No separate block_target check. Confirmed.
- The only target compared anywhere on the DragonX path is
job.target()againstpow_value. There is no second comparison against a distinct network/block target inCpuWorker.cpp(grep: the DragonX block has a single< job.target()test at:445). Shares and blocks use the same double-SHA256 metric; whether a submitted share is also a block is determined by the pool/daemon comparing the samedouble_sha256against the real network target (the comments atCpuWorker.cpp:446-448state the pool does the block-vs-share distinction). The miner submits every share whosedouble_sha256beats the pool-setjob.target().
6. SOLO vs POOL behavior
| aspect | POOL / stratum (Client) |
SOLO (JunoRpcClient / daemon) |
|---|---|---|
| job source | parseJob (140-byte blob) or Zcash mining.notify (setZcashJob) |
getblocktemplate → setJunoHeader (JunoRpcClient.cpp:587) |
isSoloMining() |
false | true (JunoRpcClient.cpp:640) |
| nonce field | uint32 counter at [108:112], rest = blob bytes (zero); starts 0, no randomization | random 224-bit SoloNonce, per-thread, 256-bit increment |
| nonce bytes scanned | only [108:112] vary | full 32 bytes meaningful |
| RandomX hashing | randomx_calculate_hash_first/next, family()==RANDOM_X branch (CpuWorker.cpp:366-384) — identical |
same |
| pow hash + filter | dragonx_pow_hash, pow_value < job.target() (CpuWorker.cpp:425-450) — identical |
identical (same code, no branch) |
| JobResult ctor | 32-byte ctor JobResult(job, nonce32, result) (CpuWorker.cpp:449) |
same 32-byte ctor (CpuWorker.cpp:449) |
| target derivation | from pool target hex (Job::setTarget) |
from compact bits → setTarget64 (JunoRpcClient.cpp:604-635) |
| submit transport | JSON-RPC submit {id,job_id,nonce,result,algo} (Client::submit) |
daemon submitblock with full serialized block (JunoRpcClient::submitBlock) |
Key point: the CpuWorker hashing and the share/PoW filter are byte-for-byte identical in solo and pool for DragonX (same randomx_calculate_hash_*, same dragonx_pow_hash, same pow_value < job.target(), same 32-byte JobResult).

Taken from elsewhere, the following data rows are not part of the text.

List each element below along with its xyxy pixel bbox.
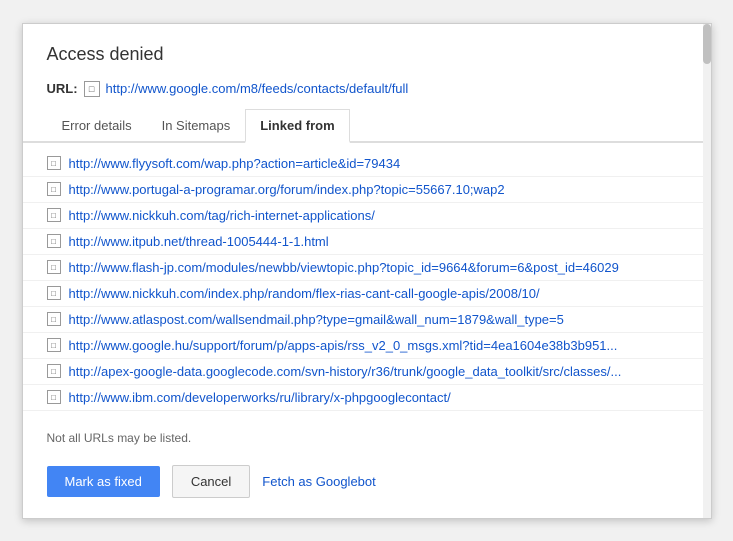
link-url[interactable]: http://www.itpub.net/thread-1005444-1-1.…: [69, 234, 329, 249]
note: Not all URLs may be listed.: [23, 419, 711, 451]
link-url[interactable]: http://www.ibm.com/developerworks/ru/lib…: [69, 390, 451, 405]
link-icon: □: [47, 312, 61, 326]
cancel-button[interactable]: Cancel: [172, 465, 250, 498]
link-url[interactable]: http://www.google.hu/support/forum/p/app…: [69, 338, 618, 353]
link-url[interactable]: http://www.atlaspost.com/wallsendmail.ph…: [69, 312, 564, 327]
list-item: □ http://apex-google-data.googlecode.com…: [23, 359, 711, 385]
link-url[interactable]: http://www.flash-jp.com/modules/newbb/vi…: [69, 260, 619, 275]
link-icon: □: [47, 338, 61, 352]
link-url[interactable]: http://www.flyysoft.com/wap.php?action=a…: [69, 156, 401, 171]
link-icon: □: [47, 234, 61, 248]
dialog-title: Access denied: [23, 24, 711, 81]
link-icon: □: [47, 156, 61, 170]
list-item: □ http://www.google.hu/support/forum/p/a…: [23, 333, 711, 359]
actions: Mark as fixed Cancel Fetch as Googlebot: [23, 451, 711, 518]
link-icon: □: [47, 208, 61, 222]
url-row: URL: □ http://www.google.com/m8/feeds/co…: [23, 81, 711, 109]
dialog: Access denied URL: □ http://www.google.c…: [22, 23, 712, 519]
link-icon: □: [47, 364, 61, 378]
list-item: □ http://www.portugal-a-programar.org/fo…: [23, 177, 711, 203]
link-url[interactable]: http://apex-google-data.googlecode.com/s…: [69, 364, 622, 379]
scrollbar-track: [703, 24, 711, 518]
tabs: Error details In Sitemaps Linked from: [23, 109, 711, 143]
list-item: □ http://www.flyysoft.com/wap.php?action…: [23, 151, 711, 177]
tab-linked-from[interactable]: Linked from: [245, 109, 349, 143]
url-link[interactable]: http://www.google.com/m8/feeds/contacts/…: [106, 81, 409, 96]
link-icon: □: [47, 260, 61, 274]
url-icon: □: [84, 81, 100, 97]
link-url[interactable]: http://www.portugal-a-programar.org/foru…: [69, 182, 505, 197]
mark-as-fixed-button[interactable]: Mark as fixed: [47, 466, 160, 497]
link-url[interactable]: http://www.nickkuh.com/tag/rich-internet…: [69, 208, 375, 223]
scrollbar-thumb[interactable]: [703, 24, 711, 64]
list-item: □ http://www.nickkuh.com/index.php/rando…: [23, 281, 711, 307]
links-list: □ http://www.flyysoft.com/wap.php?action…: [23, 143, 711, 419]
link-icon: □: [47, 286, 61, 300]
fetch-as-googlebot-button[interactable]: Fetch as Googlebot: [262, 474, 375, 489]
link-icon: □: [47, 182, 61, 196]
tab-error-details[interactable]: Error details: [47, 109, 147, 143]
list-item: □ http://www.ibm.com/developerworks/ru/l…: [23, 385, 711, 411]
list-item: □ http://www.itpub.net/thread-1005444-1-…: [23, 229, 711, 255]
link-url[interactable]: http://www.nickkuh.com/index.php/random/…: [69, 286, 540, 301]
list-item: □ http://www.nickkuh.com/tag/rich-intern…: [23, 203, 711, 229]
link-icon: □: [47, 390, 61, 404]
list-item: □ http://www.flash-jp.com/modules/newbb/…: [23, 255, 711, 281]
list-item: □ http://www.atlaspost.com/wallsendmail.…: [23, 307, 711, 333]
tab-in-sitemaps[interactable]: In Sitemaps: [147, 109, 246, 143]
url-label: URL:: [47, 81, 78, 96]
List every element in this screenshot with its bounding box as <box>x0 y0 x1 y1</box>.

The differences are entirely in (a) nonce seeding (random 256-bit solo vs zero-start uint32 pool) and (b) submission transport (raw submitblock vs stratum submit). The m_isSoloMining flag only switches nonce management (CpuWorker.cpp:337-344, nextRound→nextRoundSolo :483-484) and submit transport — not the hash math or the difficulty test.
Quick reference — exact JSON shapes
Pool -> miner (standard job)
{
"jsonrpc": "2.0",
"method": "job",
"params": {
"job_id": "<id>",
"algo": "rx/dragonx",
"blob": "<280 hex chars = 140 bytes: 108-byte header + 32-byte nonce placeholder>",
"target": "<8 or 16 hex chars (4 or 8 LE bytes)>",
"height": <int>,
"seed_hash":"<64 hex chars = 32-byte RandomX seed>"
}
}
(For per-miner nonce-space separation, set distinct values in blob bytes [112:140], i.e. hex chars 224..280.)
Miner -> pool (submit)
{
"id": <seq>,
"jsonrpc": "2.0",
"method": "submit",
"params": {
"id": "<rpcId from login>",
"job_id": "<id>",
"nonce": "<64 hex chars = full 32-byte nonce field>",
"result": "<64 hex chars = 32-byte RandomX hash>",
"algo": "rx/dragonx"
}
}
Pool verification (per the miner's contract): recompute rx = randomx(seed_hash, header[0:108] || nonce) and require rx == result; then compute double_sha256(header[0:108] || nonce || 0x20 || rx) and compare its last 8 bytes (LE uint64 at offset 24) against the share target (and against the network target for block detection).